The SEC’s letter raised concerns about post-effective amendments for funds seeking more than 200% (2x) leveraged exposure, questioning whether the filings properly measured leverage risk using the actual securities or indices the funds would track. The regulator flagged multiple ProShares Daily Target 3x ETFs across equities, crypto, commodities, and sectors.
Following the request, ProShares filed to withdraw the post-effective amendment to its registration statement and said it “has elected not to proceed with the registration of the Funds.” The company confirmed no securities were sold in connection with the filing.

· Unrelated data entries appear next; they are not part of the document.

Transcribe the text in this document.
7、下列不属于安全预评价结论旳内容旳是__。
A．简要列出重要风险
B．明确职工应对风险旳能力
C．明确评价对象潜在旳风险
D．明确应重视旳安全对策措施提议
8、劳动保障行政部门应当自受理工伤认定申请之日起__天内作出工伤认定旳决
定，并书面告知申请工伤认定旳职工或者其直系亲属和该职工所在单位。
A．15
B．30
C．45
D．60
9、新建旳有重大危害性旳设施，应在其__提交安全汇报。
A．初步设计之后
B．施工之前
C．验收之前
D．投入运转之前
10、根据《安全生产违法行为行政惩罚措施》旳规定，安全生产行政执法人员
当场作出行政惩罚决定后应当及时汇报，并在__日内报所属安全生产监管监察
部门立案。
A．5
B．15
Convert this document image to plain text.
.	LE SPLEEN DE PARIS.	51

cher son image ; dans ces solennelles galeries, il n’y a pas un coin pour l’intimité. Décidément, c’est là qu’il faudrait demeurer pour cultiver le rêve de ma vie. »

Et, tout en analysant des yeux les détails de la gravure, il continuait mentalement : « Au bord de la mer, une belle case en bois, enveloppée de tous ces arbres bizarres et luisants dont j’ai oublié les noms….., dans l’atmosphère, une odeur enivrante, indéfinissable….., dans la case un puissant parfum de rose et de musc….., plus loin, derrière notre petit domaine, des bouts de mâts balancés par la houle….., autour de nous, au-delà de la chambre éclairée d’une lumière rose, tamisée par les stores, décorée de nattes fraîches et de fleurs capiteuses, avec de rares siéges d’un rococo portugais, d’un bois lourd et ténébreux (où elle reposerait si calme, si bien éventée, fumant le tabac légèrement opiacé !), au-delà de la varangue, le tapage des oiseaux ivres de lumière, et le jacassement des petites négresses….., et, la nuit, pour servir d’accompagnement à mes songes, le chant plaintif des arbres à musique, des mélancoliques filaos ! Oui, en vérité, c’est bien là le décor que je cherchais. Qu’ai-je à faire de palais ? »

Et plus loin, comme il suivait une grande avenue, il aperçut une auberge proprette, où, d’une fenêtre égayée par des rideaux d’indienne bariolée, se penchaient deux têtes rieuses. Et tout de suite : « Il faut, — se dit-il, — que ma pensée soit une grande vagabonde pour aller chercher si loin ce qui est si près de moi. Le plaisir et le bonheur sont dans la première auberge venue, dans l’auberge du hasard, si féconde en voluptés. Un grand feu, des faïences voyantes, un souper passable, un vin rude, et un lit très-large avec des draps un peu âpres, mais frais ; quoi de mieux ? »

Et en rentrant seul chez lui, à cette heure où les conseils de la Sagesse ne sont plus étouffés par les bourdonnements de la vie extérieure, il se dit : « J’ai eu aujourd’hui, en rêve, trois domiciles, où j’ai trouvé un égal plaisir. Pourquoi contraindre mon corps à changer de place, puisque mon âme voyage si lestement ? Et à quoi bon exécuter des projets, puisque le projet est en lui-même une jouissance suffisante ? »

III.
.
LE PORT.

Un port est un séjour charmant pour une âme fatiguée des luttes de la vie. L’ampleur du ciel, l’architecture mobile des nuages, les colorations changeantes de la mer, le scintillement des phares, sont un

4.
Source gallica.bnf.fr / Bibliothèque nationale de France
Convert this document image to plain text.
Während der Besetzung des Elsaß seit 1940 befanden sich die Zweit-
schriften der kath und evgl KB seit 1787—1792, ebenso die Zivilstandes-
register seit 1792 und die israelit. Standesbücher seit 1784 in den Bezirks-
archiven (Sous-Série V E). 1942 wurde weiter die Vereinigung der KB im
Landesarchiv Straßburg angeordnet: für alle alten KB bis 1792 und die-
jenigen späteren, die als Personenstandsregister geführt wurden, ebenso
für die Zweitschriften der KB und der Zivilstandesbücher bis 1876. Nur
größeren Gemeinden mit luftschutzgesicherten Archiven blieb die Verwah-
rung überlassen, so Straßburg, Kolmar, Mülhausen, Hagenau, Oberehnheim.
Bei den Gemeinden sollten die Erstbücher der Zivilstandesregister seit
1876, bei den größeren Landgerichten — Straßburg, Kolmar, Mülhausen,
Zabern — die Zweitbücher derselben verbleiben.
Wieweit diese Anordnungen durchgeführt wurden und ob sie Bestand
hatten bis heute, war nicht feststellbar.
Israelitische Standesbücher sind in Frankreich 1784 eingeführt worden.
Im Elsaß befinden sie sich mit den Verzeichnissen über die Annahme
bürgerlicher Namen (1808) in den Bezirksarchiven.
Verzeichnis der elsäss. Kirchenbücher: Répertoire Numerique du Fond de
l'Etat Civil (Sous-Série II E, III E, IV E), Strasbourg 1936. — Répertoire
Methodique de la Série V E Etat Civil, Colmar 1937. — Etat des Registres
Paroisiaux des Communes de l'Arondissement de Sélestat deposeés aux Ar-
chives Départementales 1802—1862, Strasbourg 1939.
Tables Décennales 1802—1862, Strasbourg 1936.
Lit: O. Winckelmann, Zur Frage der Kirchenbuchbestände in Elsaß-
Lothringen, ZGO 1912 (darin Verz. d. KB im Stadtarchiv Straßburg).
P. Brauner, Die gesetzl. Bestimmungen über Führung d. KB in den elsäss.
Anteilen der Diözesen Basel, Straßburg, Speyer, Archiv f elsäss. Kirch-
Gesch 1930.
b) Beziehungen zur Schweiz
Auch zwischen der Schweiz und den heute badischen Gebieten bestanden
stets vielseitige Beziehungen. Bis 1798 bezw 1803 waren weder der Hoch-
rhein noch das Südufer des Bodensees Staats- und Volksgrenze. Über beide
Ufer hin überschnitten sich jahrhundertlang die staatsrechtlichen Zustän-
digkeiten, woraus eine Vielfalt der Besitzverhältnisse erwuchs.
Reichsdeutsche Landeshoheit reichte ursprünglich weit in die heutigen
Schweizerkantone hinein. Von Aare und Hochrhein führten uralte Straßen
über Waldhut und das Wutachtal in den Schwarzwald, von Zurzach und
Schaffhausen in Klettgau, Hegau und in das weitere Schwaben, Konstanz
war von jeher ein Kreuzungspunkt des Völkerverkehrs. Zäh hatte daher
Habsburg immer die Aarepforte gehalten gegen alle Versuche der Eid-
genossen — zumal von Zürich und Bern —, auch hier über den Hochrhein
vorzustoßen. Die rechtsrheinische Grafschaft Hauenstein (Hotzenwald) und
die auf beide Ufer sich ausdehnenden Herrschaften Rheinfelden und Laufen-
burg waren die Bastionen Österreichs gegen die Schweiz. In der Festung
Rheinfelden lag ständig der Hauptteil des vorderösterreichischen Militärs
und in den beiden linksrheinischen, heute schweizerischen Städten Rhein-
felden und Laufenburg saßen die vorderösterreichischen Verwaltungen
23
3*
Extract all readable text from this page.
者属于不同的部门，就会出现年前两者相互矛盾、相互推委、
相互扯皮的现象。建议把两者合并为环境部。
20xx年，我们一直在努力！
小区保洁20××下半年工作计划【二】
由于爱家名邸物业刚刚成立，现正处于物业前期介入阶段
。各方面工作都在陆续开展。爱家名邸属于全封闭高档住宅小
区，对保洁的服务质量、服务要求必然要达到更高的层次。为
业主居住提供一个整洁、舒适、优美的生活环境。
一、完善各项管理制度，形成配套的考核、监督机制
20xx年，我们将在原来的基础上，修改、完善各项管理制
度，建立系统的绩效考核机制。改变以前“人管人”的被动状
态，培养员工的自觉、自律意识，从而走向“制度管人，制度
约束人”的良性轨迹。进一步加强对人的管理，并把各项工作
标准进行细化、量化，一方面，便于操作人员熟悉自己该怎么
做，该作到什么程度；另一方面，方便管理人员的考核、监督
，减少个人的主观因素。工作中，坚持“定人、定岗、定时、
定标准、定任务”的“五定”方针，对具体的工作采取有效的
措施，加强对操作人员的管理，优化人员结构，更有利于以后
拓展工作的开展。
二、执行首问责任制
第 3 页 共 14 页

Abandoned products named in the filing included:
– ProShares Daily Target 3x Bitcoin
– ProShares Daily Target 3x Ether
– ProShares Daily Target 3x Solana
– ProShares Daily Target 3x XRP
The filing also covered 3x leveraged funds targeting individual technology-related stocks, including Amazon, Coinbase, Circle, Google (Alphabet), MicroStrategy, Nvidia, Palantir, and Tesla.
ProShares’ withdrawal comes after the SEC explicitly questioned the methodology for measuring leverage risk and the appropriateness of post-effective amendments for funds exceeding 2x leverage, effectively pausing the issuer’s push for highly leveraged crypto and tech exposure.